Hay quienes dedican la vida a alimentar quimeras improbables, supersticiones descabelladas, convicciones conspiranoicas y suposiciones irracionales. Algunos de ellos tienen la suerte o la desgracia de acabar medicados, pero otros se pasan la vida en estado natural, por así decirlo, y creo que, en una sociedad que aspira al igualitarismo, estos seres de intimidad complicada merecerían una atención específica por parte de las administraciones públicas. ¿Qué trabajo le cuesta a un ayuntamiento echar a volar de vez en cuando un platillo volante para satisfacer la fantasía de aquellos vecinos que no pueden vivir en este mundo sin la sospecha de la existencia de otros mundos? ¿Qué trabajo le cuesta al portavoz de un gobierno autonómico anunciar que se ha designado un comité de expertos para estudiar las apariciones de la Virgen María en una cueva?
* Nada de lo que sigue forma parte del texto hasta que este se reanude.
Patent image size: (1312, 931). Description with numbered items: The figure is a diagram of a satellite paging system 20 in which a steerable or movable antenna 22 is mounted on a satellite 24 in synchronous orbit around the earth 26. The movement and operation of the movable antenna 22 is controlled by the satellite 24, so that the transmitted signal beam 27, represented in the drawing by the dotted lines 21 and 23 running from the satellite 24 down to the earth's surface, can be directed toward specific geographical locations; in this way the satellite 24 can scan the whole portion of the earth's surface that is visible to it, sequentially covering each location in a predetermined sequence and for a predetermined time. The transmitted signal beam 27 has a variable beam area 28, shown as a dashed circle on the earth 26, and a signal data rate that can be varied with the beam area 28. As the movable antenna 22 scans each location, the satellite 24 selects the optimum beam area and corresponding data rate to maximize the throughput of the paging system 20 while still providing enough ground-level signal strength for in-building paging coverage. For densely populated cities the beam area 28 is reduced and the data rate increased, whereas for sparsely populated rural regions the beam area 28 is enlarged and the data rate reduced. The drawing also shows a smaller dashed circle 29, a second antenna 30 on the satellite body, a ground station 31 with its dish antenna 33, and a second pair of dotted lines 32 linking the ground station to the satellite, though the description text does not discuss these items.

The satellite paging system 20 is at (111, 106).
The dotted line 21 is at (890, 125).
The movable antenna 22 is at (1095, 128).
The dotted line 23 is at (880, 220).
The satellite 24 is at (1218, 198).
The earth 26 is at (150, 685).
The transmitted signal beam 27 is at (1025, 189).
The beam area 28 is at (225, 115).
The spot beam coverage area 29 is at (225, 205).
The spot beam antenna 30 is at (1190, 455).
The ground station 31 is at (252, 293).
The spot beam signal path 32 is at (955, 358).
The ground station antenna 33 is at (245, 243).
Ninguno.

Fuera ya del ámbito administrativo, ¿qué trabajo le cuesta a los redactores de una revista musical publicar un par de fotografías borrosas en las que se entrevea a un Elvis Presley envejecido y gordinflón, saliendo de un restaurante panameño o guatemalteco del brazo de una exmodelo rubia como la cerveza y tersa como la silicona, como constatación de que el ídolo sigue vivo, aunque retirado del mundo ruidoso? ¿Qué trabajo le cuesta a un crítico musical lanzar la suposición de que las canciones de Bob Dylan las escribe en realidad Georgie Dann, para que los amigos de las hipótesis raras sientan una punzada de felicidad en el hipotálamo, o donde sea? Ninguno.

La vida tiene mucho de espejismo, aunque hay quienes se limitan a verla reflejada en un espejo convexo, o cóncavo, o psicodélico, o qué sé yo. Y así andamos todos, cada cual con sus quimerismos, con sus fantasmas. Buscando la felicidad hasta en nuestros miedos y delirios. Y capaces de aterrarnos ante un simple pepino almeriense.